Publications
Recommendations for Data-in-Transit Requirements for Securing DER Communications
With the adoption of Distributed Energy Resource (DER) interoperability standards, common communication protocols are now being deployed between power system operators and DER devices. In 2018, a revision to the US interconnection and interoperability standard, Institute of Electrical and Electronics Engineers (IEEE) Std. 1547, required DER equipment to have an IEEE 2030.5, IEEE 1815, or SunSpec Modbus communication exchange interface. This change supports the future transition to secure connection and exchange of information between the DER equipment and implementing parties, such as grid operators. Adoption of standardized communication protocols and associated information models is a critical step toward interoperability between power system operators and DER, such as photovoltaic (PV) and energy storage systems.
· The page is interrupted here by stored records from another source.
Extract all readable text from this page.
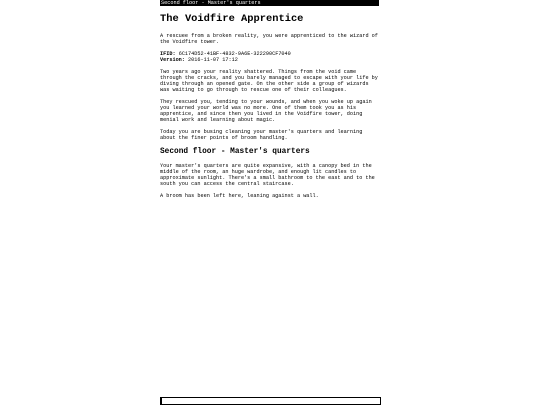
Second floor - Master's quarters
The Voidfire Apprentice

A rescuee from a broken reality, you were apprenticed to the wizard of the Voidfire tower.

IFID: 6C174D52-41BF-4832-9A6E-322290CF7040

Version: 2016-11-07 17:12

Two years ago your reality shattered. Things from the void came through the cracks, and you barely managed to escape with your life by diving through an opened gate. On the other side a group of wizards was waiting to go through to rescue one of their colleagues.

They rescued you, tending to your wounds, and when you woke up again you learned your world was no more. One of them took you as his apprentice, and since then you lived in the Voidfire tower, doing menial work and learning about magic.

Today you are busing cleaning your master's quarters and learning about the finer points of broom handling.

Second floor - Master's quarters

Your master's quarters are quite expansive, with a canopy bed in the middle of the room, an huge wardrobe, and enough lit candles to approximate sunlight. There's a small bathroom to the east and to the south you can access the central staircase.

A broom has been left here, leaning against a wall.
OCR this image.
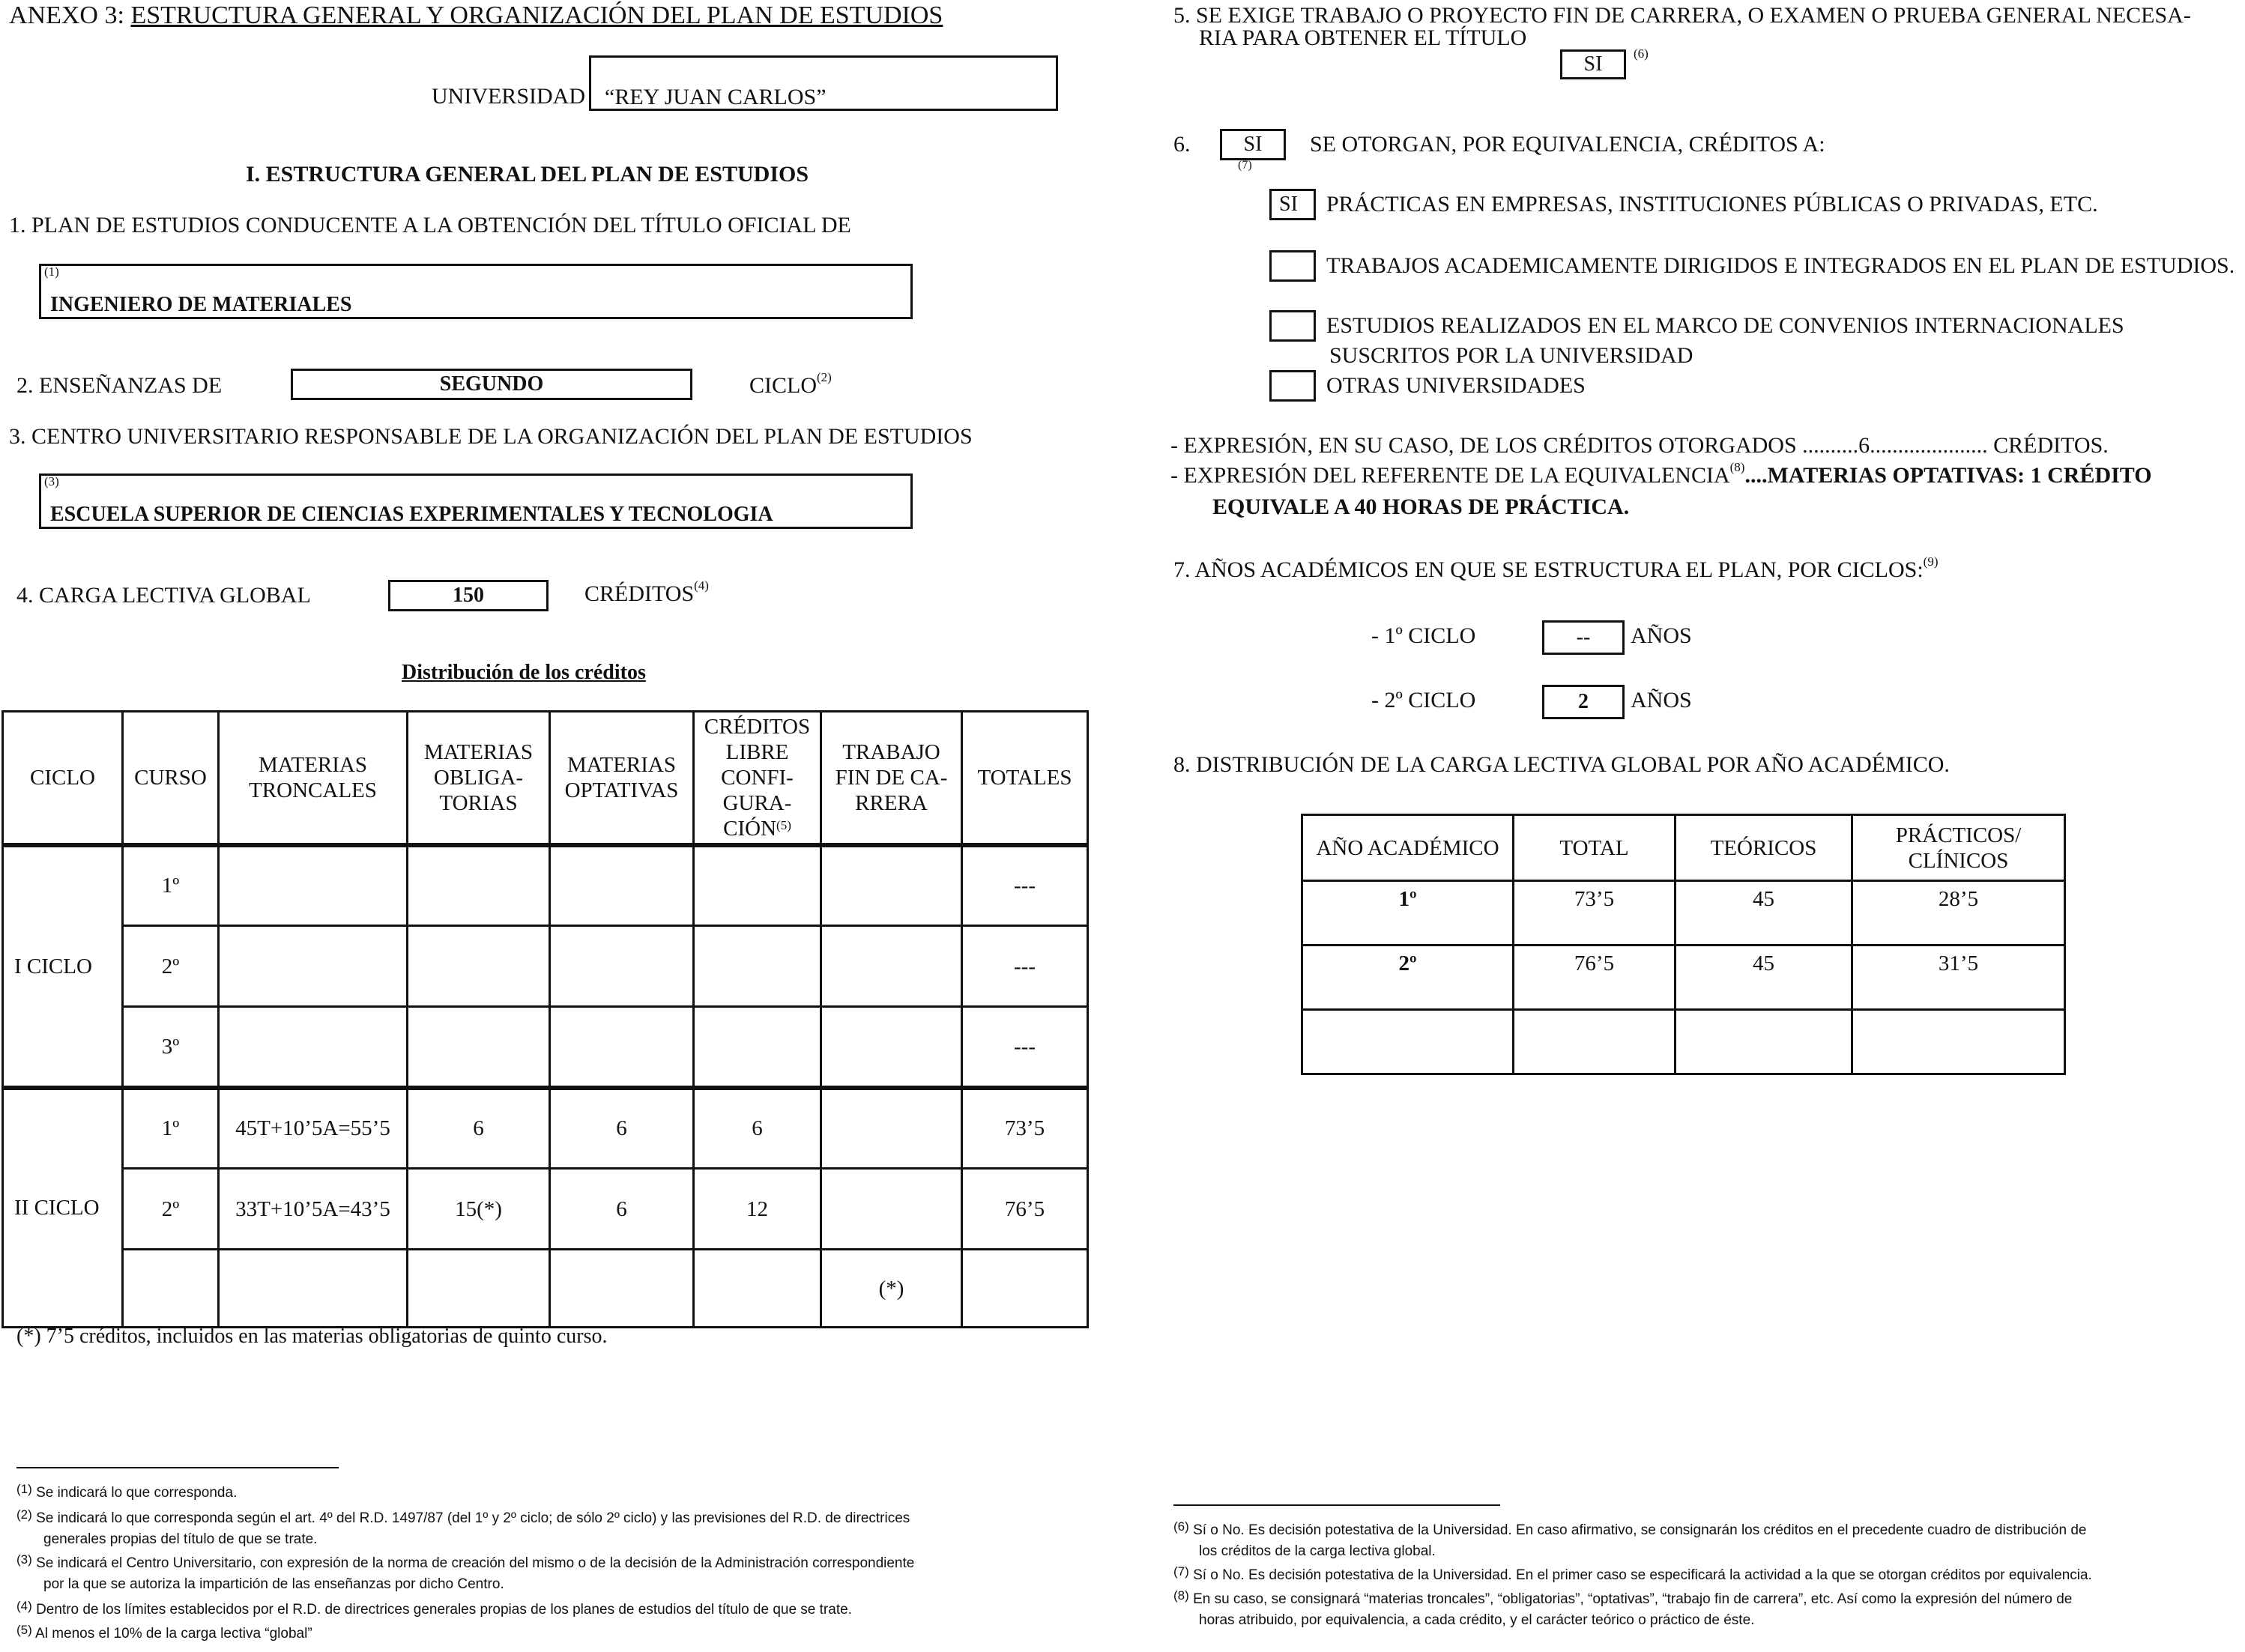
ANEXO 3: ESTRUCTURA GENERAL Y ORGANIZACIÓN DEL PLAN DE ESTUDIOS
UNIVERSIDAD “REY JUAN CARLOS”
I. ESTRUCTURA GENERAL DEL PLAN DE ESTUDIOS
1. PLAN DE ESTUDIOS CONDUCENTE A LA OBTENCIÓN DEL TÍTULO OFICIAL DE
(1)
INGENIERO DE MATERIALES
2. ENSEÑANZAS DE	SEGUNDO	CICLO$^{(2)}$
3. CENTRO UNIVERSITARIO RESPONSABLE DE LA ORGANIZACIÓN DEL PLAN DE ESTUDIOS
(3)
ESCUELA SUPERIOR DE CIENCIAS EXPERIMENTALES Y TECNOLOGIA
4. CARGA LECTIVA GLOBAL	150	CRÉDITOS$^{(4)}$
Distribución de los créditos
CICLO	CURSO	MATERIAS TRONCALES	MATERIAS OBLIGA-TORIAS	MATERIAS OPTATIVAS	CRÉDITOS LIBRE CONFI-GURA-CIÓN$^{(5)}$	TRABAJO FIN DE CA-RRERA	TOTALES
I CICLO	1º						---
	2º						---
	3º						---
II CICLO	1º	45T+10’5A=55’5	6	6	6		73’5
	2º	33T+10’5A=43’5	15(*)	6	12		76’5
						(*)	
(*) 7’5 créditos, incluidos en las materias obligatorias de quinto curso.
$^{(1)}$ Se indicará lo que corresponda.
$^{(2)}$ Se indicará lo que corresponda según el art. 4º del R.D. 1497/87 (del 1º y 2º ciclo; de sólo 2º ciclo) y las previsiones del R.D. de directrices
generales propias del título de que se trate.
$^{(3)}$ Se indicará el Centro Universitario, con expresión de la norma de creación del mismo o de la decisión de la Administración correspondiente
por la que se autoriza la impartición de las enseñanzas por dicho Centro.
$^{(4)}$ Dentro de los límites establecidos por el R.D. de directrices generales propias de los planes de estudios del título de que se trate.
$^{(5)}$ Al menos el 10% de la carga lectiva “global”
5. SE EXIGE TRABAJO O PROYECTO FIN DE CARRERA, O EXAMEN O PRUEBA GENERAL NECESA-
RIA PARA OBTENER EL TÍTULO
SI	(6)
6.	SI
(7)
SE OTORGAN, POR EQUIVALENCIA, CRÉDITOS A:
SI PRÁCTICAS EN EMPRESAS, INSTITUCIONES PÚBLICAS O PRIVADAS, ETC.
TRABAJOS ACADEMICAMENTE DIRIGIDOS E INTEGRADOS EN EL PLAN DE ESTUDIOS.
ESTUDIOS REALIZADOS EN EL MARCO DE CONVENIOS INTERNACIONALES
SUSCRITOS POR LA UNIVERSIDAD
OTRAS UNIVERSIDADES
- EXPRESIÓN, EN SU CASO, DE LOS CRÉDITOS OTORGADOS ..........6..................... CRÉDITOS.
- EXPRESIÓN DEL REFERENTE DE LA EQUIVALENCIA$^{(8)}$....MATERIAS OPTATIVAS: 1 CRÉDITO
EQUIVALE A 40 HORAS DE PRÁCTICA.
7. AÑOS ACADÉMICOS EN QUE SE ESTRUCTURA EL PLAN, POR CICLOS:$^{(9)}$
- 1º CICLO	--	AÑOS
- 2º CICLO	2	AÑOS
8. DISTRIBUCIÓN DE LA CARGA LECTIVA GLOBAL POR AÑO ACADÉMICO.
AÑO ACADÉMICO	TOTAL	TEÓRICOS	PRÁCTICOS/ CLÍNICOS
1º	73’5	45	28’5
2º	76’5	45	31’5

$^{(6)}$ Sí o No. Es decisión potestativa de la Universidad. En caso afirmativo, se consignarán los créditos en el precedente cuadro de distribución de
los créditos de la carga lectiva global.
$^{(7)}$ Sí o No. Es decisión potestativa de la Universidad. En el primer caso se especificará la actividad a la que se otorgan créditos por equivalencia.
$^{(8)}$ En su caso, se consignará “materias troncales”, “obligatorias”, “optativas”, “trabajo fin de carrera”, etc. Así como la expresión del número de
horas atribuido, por equivalencia, a cada crédito, y el carácter teórico o práctico de éste.
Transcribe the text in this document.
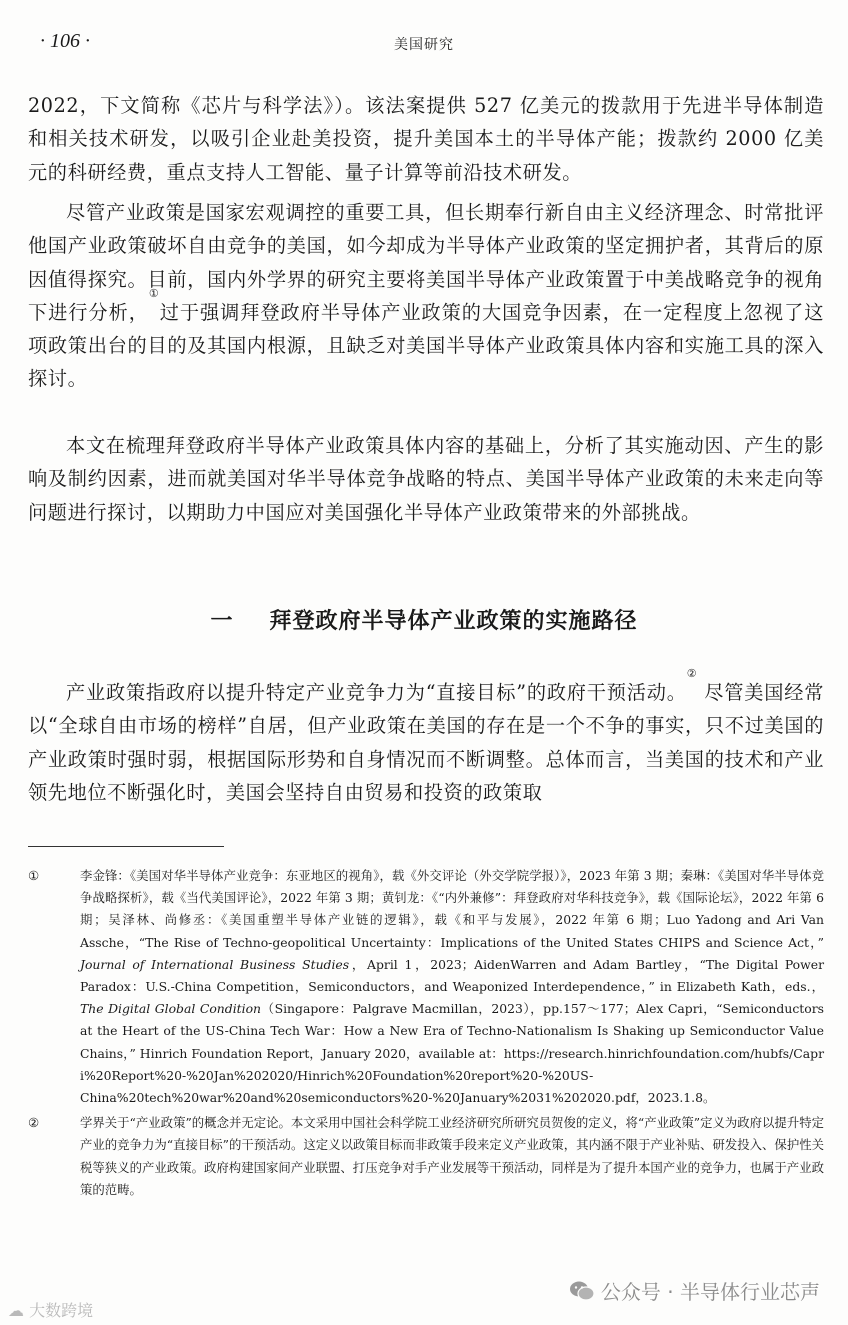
· 106 ·	美国研究
2022，下文简称《芯片与科学法》）。该法案提供 527 亿美元的拨款用于先进半导体制造和相关技术研发，以吸引企业赴美投资，提升美国本土的半导体产能；拨款约 2000 亿美元的科研经费，重点支持人工智能、量子计算等前沿技术研发。

尽管产业政策是国家宏观调控的重要工具，但长期奉行新自由主义经济理念、时常批评他国产业政策破坏自由竞争的美国，如今却成为半导体产业政策的坚定拥护者，其背后的原因值得探究。目前，国内外学界的研究主要将美国半导体产业政策置于中美战略竞争的视角下进行分析，①过于强调拜登政府半导体产业政策的大国竞争因素，在一定程度上忽视了这项政策出台的目的及其国内根源，且缺乏对美国半导体产业政策具体内容和实施工具的深入探讨。

本文在梳理拜登政府半导体产业政策具体内容的基础上，分析了其实施动因、产生的影响及制约因素，进而就美国对华半导体竞争战略的特点、美国半导体产业政策的未来走向等问题进行探讨，以期助力中国应对美国强化半导体产业政策带来的外部挑战。

一 拜登政府半导体产业政策的实施路径

产业政策指政府以提升特定产业竞争力为“直接目标”的政府干预活动。② 尽管美国经常以“全球自由市场的榜样”自居，但产业政策在美国的存在是一个不争的事实，只不过美国的产业政策时强时弱，根据国际形势和自身情况而不断调整。总体而言，当美国的技术和产业领先地位不断强化时，美国会坚持自由贸易和投资的政策取

①	李金锋：《美国对华半导体产业竞争：东亚地区的视角》，载《外交评论（外交学院学报）》，2023 年第 3 期；秦琳：《美国对华半导体竞争战略探析》，载《当代美国评论》，2022 年第 3 期；黄钊龙：《“内外兼修”：拜登政府对华科技竞争》，载《国际论坛》，2022 年第 6 期；吴泽林、尚修丞：《美国重塑半导体产业链的逻辑》，载《和平与发展》，2022 年第 6 期；Luo Yadong and Ari Van Assche，“The Rise of Techno-geopolitical Uncertainty：Implications of the United States CHIPS and Science Act，” Journal of International Business Studies，April 1，2023；AidenWarren and Adam Bartley，“The Digital Power Paradox：U.S.-China Competition，Semiconductors，and Weaponized Interdependence，” in Elizabeth Kath，eds.，The Digital Global Condition（Singapore：Palgrave Macmillan，2023），pp.157～177；Alex Capri，“Semiconductors at the Heart of the US-China Tech War：How a New Era of Techno-Nationalism Is Shaking up Semiconductor Value Chains，” Hinrich Foundation Report，January 2020，available at：https://research.hinrichfoundation.com/hubfs/Capr i%20Report%20-%20Jan%202020/Hinrich%20Foundation%20report%20-%20US-China%20tech%20war%20and%20semiconductors%20-%20January%2031%202020.pdf，2023.1.8。
②	学界关于“产业政策”的概念并无定论。本文采用中国社会科学院工业经济研究所研究员贺俊的定义，将“产业政策”定义为政府以提升特定产业的竞争力为“直接目标”的干预活动。这定义以政策目标而非政策手段来定义产业政策，其内涵不限于产业补贴、研发投入、保护性关税等狭义的产业政策。政府构建国家间产业联盟、打压竞争对手产业发展等干预活动，同样是为了提升本国产业的竞争力，也属于产业政策的范畴。
公众号 · 半导体行业芯声
☁ 大数跨境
However, security requirements for these standardized communication protocols are not comprehensive, resulting in non-standard and vendor-specific implementation that may leave DER equipment susceptible to cyberattacks. This paper examines the data-in-flight security requirements for standardized DER communication protocols, per IEEE 1547-2018 revision, as it relates to device authentication, key management, and encryption. The state of the art for these security features is also explored, addressing their impact on communication and performance of low-cost single board computers, which are typical of DER devices. In conclusion, a recommendation is provided to adopt a common set of communication requirements, which are intended to achieve interoperability and implement data security over DER network pathways, while ensuring reliable, secure, and real-time information delivery.